College students also edit and publish college newspapers and journals. They are issued as daily, weekly, or monthly papers, and are supposed to voice the sentiment of the college and reflect its social, intellectual, and moral conditions. These journals help to keep the alumni and the undergraduate students in touch with the college and its work.
The religious life in college is very important. One of the primary purposes of the founders of American colleges was to promote such a religious life among students that they would go forth into all vocations as religious teachers and leaders of the people. This religious purpose has not been entirely thwarted. The general religious interest was never more marked and aggressive than at present. From one-half to five-sevenths of the students in American colleges make an open confession of Christ. In 1893, there were 70,419 young people in Protestant colleges. Of these, 38,327 were members of churches. Within the last few years the religious tone of our colleges has been elevated and improved. The average American student feels the need of educating the spiritual nature, and that there is no better way to attain this end than through a knowledge of the Bible and the soul touch of the Christ-life.
College authorities, recognizing the student's need of daily spiritual food, almost universally require once a day attendance at college prayers, which last from fifteen to thirty minutes. The students have frequent opportunities to meet the college pastor or one of the professors for conversation on personal religion.
Revivals are of frequent occurrence in many of our American colleges. These religious awakenings are strong and pervasive, and not only show the deep religious interest, but give a Christian tone to the body of students. The extent and intensity of these revivals in some colleges is so manifest that from three-fourths to nine-tenths of the graduates go out from their halls professing Christians.
The Young Men's and Young Women's Christian Associations are organized in nearly all the colleges, to secure growth in the Christian life and to encourage aggressive work among the students. They have either separate buildings on the college campus, or rooms fitted up in some of the college buildings, for their regular religious meetings. These associations are operated through standing committees, composed of one or more members from each college class. These societies have done much to awaken, increase, and intensify the interest of the students in religious matters, and by prayer and mutual sympathy have strengthened each other's Christian character and principles during the trying years of college life.
The morals of students should not be expected to rise much above the morals of the homes from which they come. The formative period of the student begins prior to college life. Parents who neglect this opportune time for training the moral life should not place this responsibility upon college professors and expect them to make up for parental neglect. It is a well-known fact, however, that only a very small per cent. of college students are known to be immoral. The prevalence of the drinking habit is decreasing. In one or two of the Eastern colleges a large per cent. of the students will take a social glass on public occasions and at inter-collegiate games, but in Western colleges this custom is rarely practiced. Money supplied by over-indulgent parents is the occasion of most of the immoralities. There is no general laxity of college law and sentiment in regard to the morals of the student. Most college authorities deal severely with known cases of drunkenness, theater going, and gambling.

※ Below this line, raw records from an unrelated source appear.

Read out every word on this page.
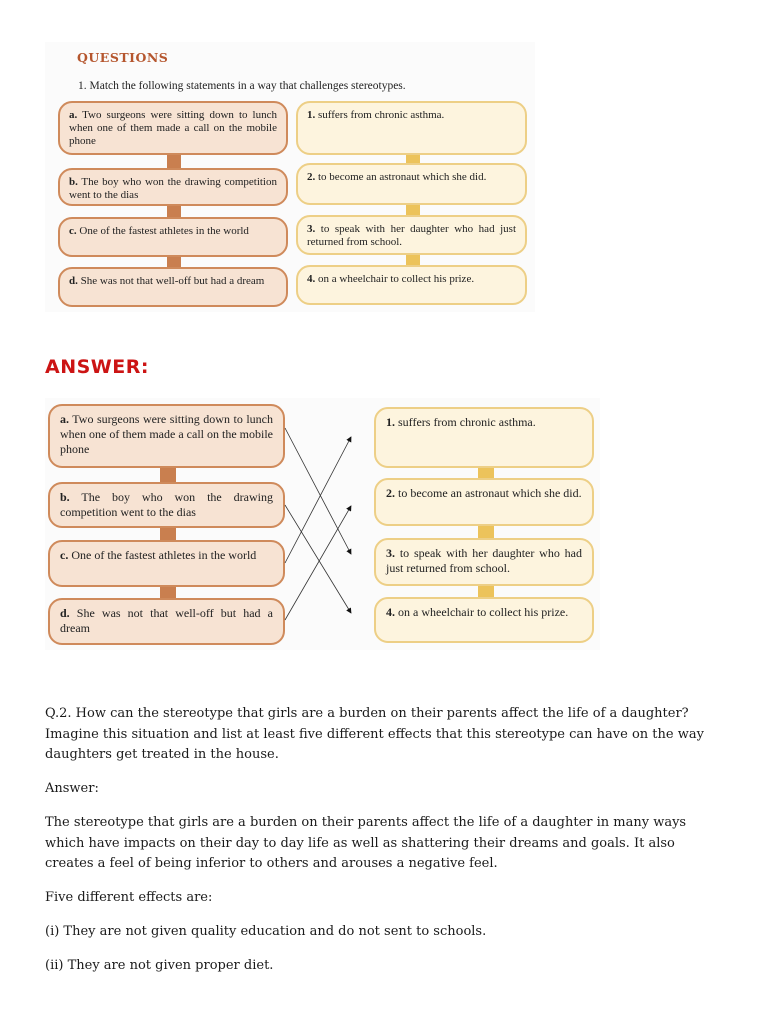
QUESTIONS
1. Match the following statements in a way that challenges stereotypes.
a. Two surgeons were sitting down to lunch when one of them made a call on the mobile phone
b. The boy who won the drawing competition went to the dias
c. One of the fastest athletes in the world
d. She was not that well-off but had a dream
1. suffers from chronic asthma.
2. to become an astronaut which she did.
3. to speak with her daughter who had just returned from school.
4. on a wheelchair to collect his prize.
ANSWER:
a. Two surgeons were sitting down to lunch when one of them made a call on the mobile phone
b. The boy who won the drawing competition went to the dias
c. One of the fastest athletes in the world
d. She was not that well-off but had a dream
1. suffers from chronic asthma.
2. to become an astronaut which she did.
3. to speak with her daughter who had just returned from school.
4. on a wheelchair to collect his prize.

Q.2. How can the stereotype that girls are a burden on their parents affect the life of a daughter? Imagine this situation and list at least five different effects that this stereotype can have on the way daughters get treated in the house.

Answer:

The stereotype that girls are a burden on their parents affect the life of a daughter in many ways which have impacts on their day to day life as well as shattering their dreams and goals. It also creates a feel of being inferior to others and arouses a negative feel.

Five different effects are:

(i) They are not given quality education and do not sent to schools.

(ii) They are not given proper diet.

The consensus of opinion among college authorities is that the morals of students are better than those of the same number of youth outside the college. "Our opinion is," says Noah Porter, "and we believe it will be confirmed by the most extended observation and the most accurate statistics, that there is no community in which the pre-eminently critical period of life can be spent with greater safety than it can in the college." President Timothy Dwight bears this testimony: "There is no community of the same number anywhere in the world which has a better spirit, or is more free from what is unworthy, than the community gathered within our university borders. The religious life of the community has been earnest and sincere. The proportion of Christian men in the university is very large, and the influence exerted by them is manifest in its results."
President Thwing says: "I do believe, and believe upon evidence, that the morals of the American college student are cleaner than the morals of the young man in the office, or behind the counter, or at the bench. His life and associations belong to the realm of the intellect, not to the realm of the appetite. His discipline is a training in that virtue the most comprehensive of all virtues—the virtue of self-control. He is able to trace more carefully than most the relations of cause and effect in the sphere of moral action. He recognizes the penalties of base indulgence. It is, therefore, my conviction that the college man is at once less tempted to the satisfaction of evil appetites, and less indulgent towards this satisfaction, than are most young men."
The expenses in college vary according to the means and dispositions of the students themselves. In making general estimates, it is impossible to be strictly accurate.
The average cost per year of an education at Harvard is estimated at about $900; at Yale and Columbia, $700; at Princeton, Boston, Cornell, and Amherst, $600; at Wellesley, Smith, and Vassar Colleges, $500 to $600. The average cost of an education in most Western colleges does not exceed $300 or $400. At Oberlin College, Wooster University, and the Ohio Wesleyan University the average yearly expenses are reduced to $200 or $250.